Com a edição deste parágrafo na legislação complementar, quis o legislador impedir que a influência e o prestígio que os parentes mais próximos ao titular do poder executivo, têm junto aos eleitores, dessa forma, inviabilizando que aqueles usufruam de vantagens frente aos demais candidatos. Da mesma forma é de conhecimento público que muitos administradores de estado, caso pudessem, beneficiariam parentes devido ao cargo público que preenchem, dessa forma, praticando o proibido nepotismo[99].
O TSE decidiu, ainda, que no caso de alguns dos parentes do titular do poder executivo, elencados tanto na Constituição Federal, quanto na Lei Complementar, desejarem se candidatar ao cargo de Vice-Governador, o Governador deverá renunciar seis meses antes do novo pleito[100].
Diante do contexto apresentado, Tito Costa adverte quanto à importância de saber distinguir inelegibilidade de incompatibilidade, onde aquele é o impedimento de alguém ser candidato diante de determinadas circunstâncias, enquanto este permite a candidatura, porém impõe que o candidato tenha que escolher entre o mandato eletivo ou a função ou profissão que é a causa da incompatibilidade. No caso de se optar pelo mandato eletivo, deve ocorrer o afastamento do cargo ou função, desde o momento do registro[101].
Com relação à incompatibilidade, o seu objetivo é impedir que o candidato se utilize de cargo público para conseguir vantagem eleitoral, sendo que as funções que exigem essa desincompatibilização estão enumeradas juntamente com os respectivos prazos, tanto na Constituição Federal, quando na lei das inelegibilidades[102].

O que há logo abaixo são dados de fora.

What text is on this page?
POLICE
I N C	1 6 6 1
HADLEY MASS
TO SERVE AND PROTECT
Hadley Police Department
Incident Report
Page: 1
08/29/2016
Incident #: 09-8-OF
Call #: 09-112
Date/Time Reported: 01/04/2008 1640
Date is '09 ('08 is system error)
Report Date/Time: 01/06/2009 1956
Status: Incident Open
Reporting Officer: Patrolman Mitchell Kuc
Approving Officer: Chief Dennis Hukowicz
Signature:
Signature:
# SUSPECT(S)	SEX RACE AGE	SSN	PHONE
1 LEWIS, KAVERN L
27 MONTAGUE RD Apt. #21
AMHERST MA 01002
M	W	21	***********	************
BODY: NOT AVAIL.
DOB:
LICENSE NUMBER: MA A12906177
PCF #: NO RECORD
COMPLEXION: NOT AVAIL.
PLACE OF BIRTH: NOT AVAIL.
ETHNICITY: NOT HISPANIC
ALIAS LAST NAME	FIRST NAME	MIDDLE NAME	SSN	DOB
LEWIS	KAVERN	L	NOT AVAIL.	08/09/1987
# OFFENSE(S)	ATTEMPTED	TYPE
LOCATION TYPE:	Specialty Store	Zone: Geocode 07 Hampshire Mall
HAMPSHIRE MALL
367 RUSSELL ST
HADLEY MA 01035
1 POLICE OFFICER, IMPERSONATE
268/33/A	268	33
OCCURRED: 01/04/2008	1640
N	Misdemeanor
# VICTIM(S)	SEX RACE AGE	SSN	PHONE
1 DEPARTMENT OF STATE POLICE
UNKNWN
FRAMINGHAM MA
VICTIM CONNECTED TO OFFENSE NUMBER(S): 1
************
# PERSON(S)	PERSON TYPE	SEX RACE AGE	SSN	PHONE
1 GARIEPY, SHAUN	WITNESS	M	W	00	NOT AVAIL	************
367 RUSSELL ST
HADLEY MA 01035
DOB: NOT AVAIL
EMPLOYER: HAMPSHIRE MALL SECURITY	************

Os prazos referidos acima costumam gerar quando controvérsia nos períodos de eleição, por isso adotou-se como regra geral que o afastamento dos servidores públicos deve se dar três meses antes do pleito[103].
Seguindo esse entendimento doutrinário, a jurisprudência vem determinando que há sim a necessidade de desincompatibilização para a candidatura, conforme demonstrada na ementa a seguir:
“AGRAVO REGIMENTAL PREMATURO. TEMPESTIVIDADE. RECURSO ESPECIAL. ELEIÇÕES 2012. DESINCOMPATIBILIZAÇÃO. ART. 1º, II, "g", C.C. OS INCISOS IV, "a" E VII, "b", DA LC Nº 64/90. PRESIDENTE. CONSELHO DELIBERATIVO. FUNDO DE PREVIDÊNCIA MUNICIPAL. ATRIBUIÇÕES DE ADMINISTRAÇÃO. DESPROVIMENTO.

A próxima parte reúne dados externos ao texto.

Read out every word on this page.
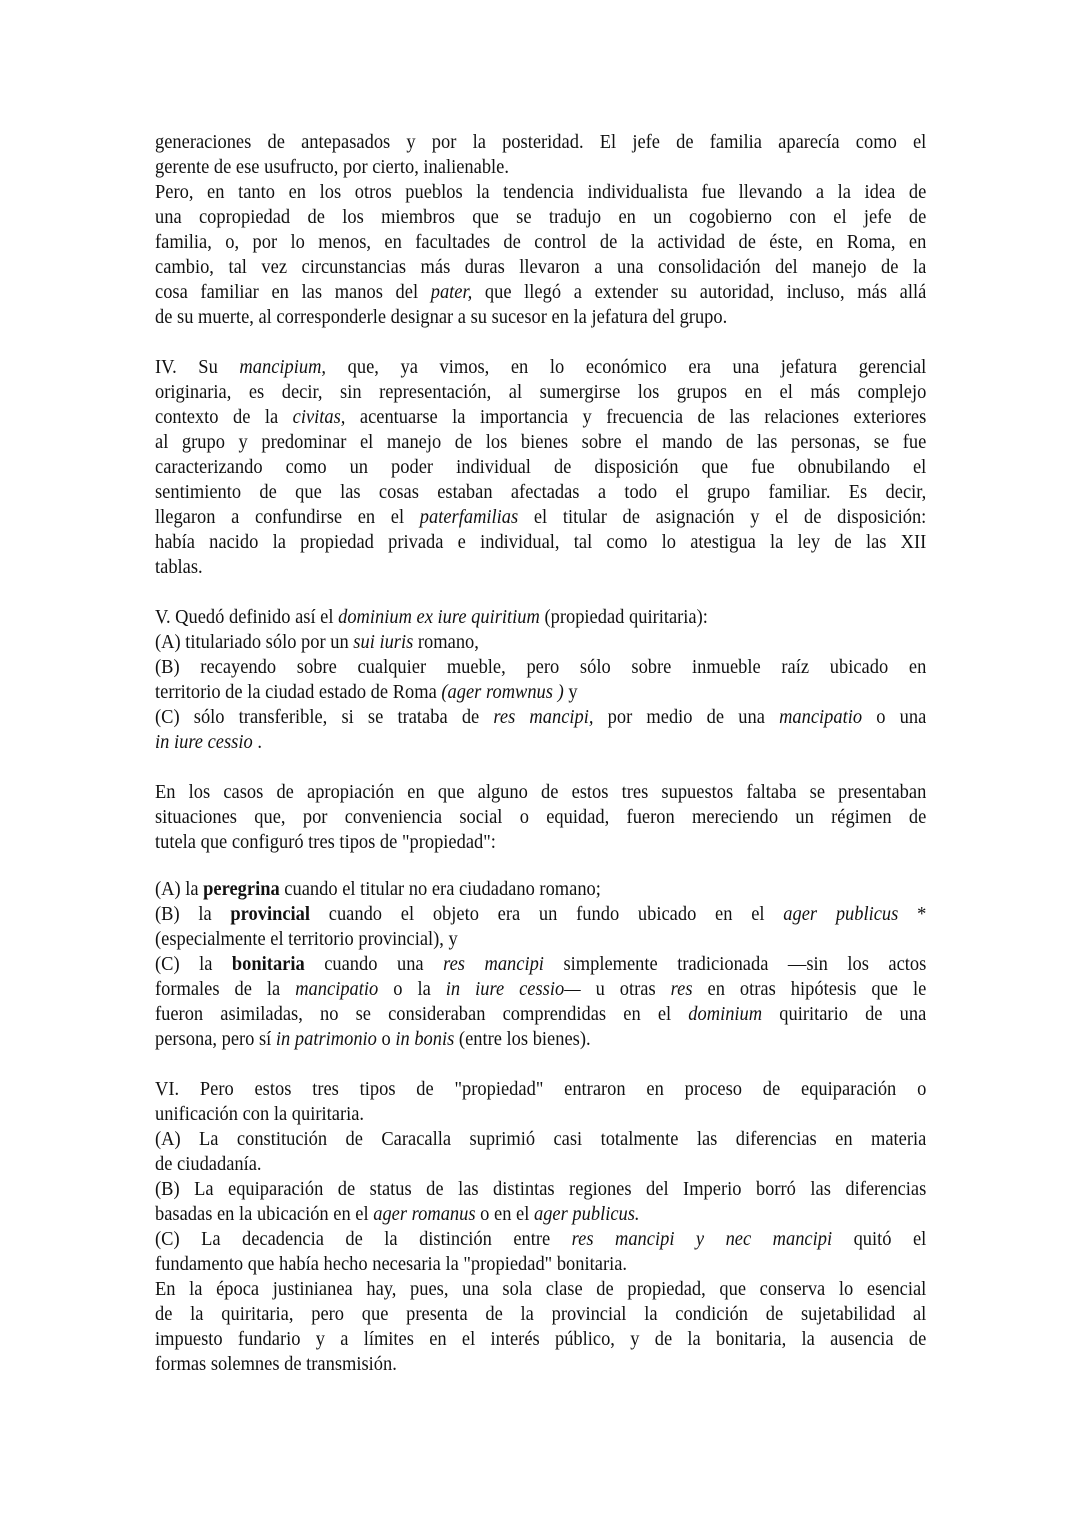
generaciones de antepasados y por la posteridad. El jefe de familia aparecía como el
gerente de ese usufructo, por cierto, inalienable.
Pero, en tanto en los otros pueblos la tendencia individualista fue llevando a la idea de
una copropiedad de los miembros que se tradujo en un cogobierno con el jefe de
familia, o, por lo menos, en facultades de control de la actividad de éste, en Roma, en
cambio, tal vez circunstancias más duras llevaron a una consolidación del manejo de la
cosa familiar en las manos del pater, que llegó a extender su autoridad, incluso, más allá
de su muerte, al corresponderle designar a su sucesor en la jefatura del grupo.
IV. Su mancipium, que, ya vimos, en lo económico era una jefatura gerencial
originaria, es decir, sin representación, al sumergirse los grupos en el más complejo
contexto de la civitas, acentuarse la importancia y frecuencia de las relaciones exteriores
al grupo y predominar el manejo de los bienes sobre el mando de las personas, se fue
caracterizando como un poder individual de disposición que fue obnubilando el
sentimiento de que las cosas estaban afectadas a todo el grupo familiar. Es decir,
llegaron a confundirse en el paterfamilias el titular de asignación y el de disposición:
había nacido la propiedad privada e individual, tal como lo atestigua la ley de las XII
tablas.
V. Quedó definido así el dominium ex iure quiritium (propiedad quiritaria):
(A) titulariado sólo por un sui iuris romano,
(B) recayendo sobre cualquier mueble, pero sólo sobre inmueble raíz ubicado en
territorio de la ciudad estado de Roma (ager romwnus ) y
(C) sólo transferible, si se trataba de res mancipi, por medio de una mancipatio o una
in iure cessio .
En los casos de apropiación en que alguno de estos tres supuestos faltaba se presentaban
situaciones que, por conveniencia social o equidad, fueron mereciendo un régimen de
tutela que configuró tres tipos de "propiedad":
(A) la peregrina cuando el titular no era ciudadano romano;
(B) la provincial cuando el objeto era un fundo ubicado en el ager publicus *
(especialmente el territorio provincial), y
(C) la bonitaria cuando una res mancipi simplemente tradicionada —sin los actos
formales de la mancipatio o la in iure cessio— u otras res en otras hipótesis que le
fueron asimiladas, no se consideraban comprendidas en el dominium quiritario de una
persona, pero sí in patrimonio o in bonis (entre los bienes).
VI. Pero estos tres tipos de "propiedad" entraron en proceso de equiparación o
unificación con la quiritaria.
(A) La constitución de Caracalla suprimió casi totalmente las diferencias en materia
de ciudadanía.
(B) La equiparación de status de las distintas regiones del Imperio borró las diferencias
basadas en la ubicación en el ager romanus o en el ager publicus.
(C) La decadencia de la distinción entre res mancipi y nec mancipi quitó el
fundamento que había hecho necesaria la "propiedad" bonitaria.
En la época justinianea hay, pues, una sola clase de propiedad, que conserva lo esencial
de la quiritaria, pero que presenta de la provincial la condición de sujetabilidad al
impuesto fundario y a límites en el interés público, y de la bonitaria, la ausencia de
formas solemnes de transmisión.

1. É tempestivo o agravo regimental interposto prematuramente quando as partes têm acesso ao decisum nos próprios autos antes da sua efetiva publicação. Precedentes.
2. Conforme assentou o Tribunal de origem, o agravante ocupava o cargo de presidente de Conselho Deliberativo de Fundo de Previdência Municipal, exercendo funções de administração, segundo estabelecido em lei local que disciplina as atribuições do cargo.
3. Presente esse contexto, é inafastável a necessidade de desincompatibilização do candidato nos seis meses que antecedem o pleito, para concorrer ao cargo de vereador, nos termos do art. 1º, II, "g", c.c. incisos IV, "a" e VII, "b", da LC nº 64/90.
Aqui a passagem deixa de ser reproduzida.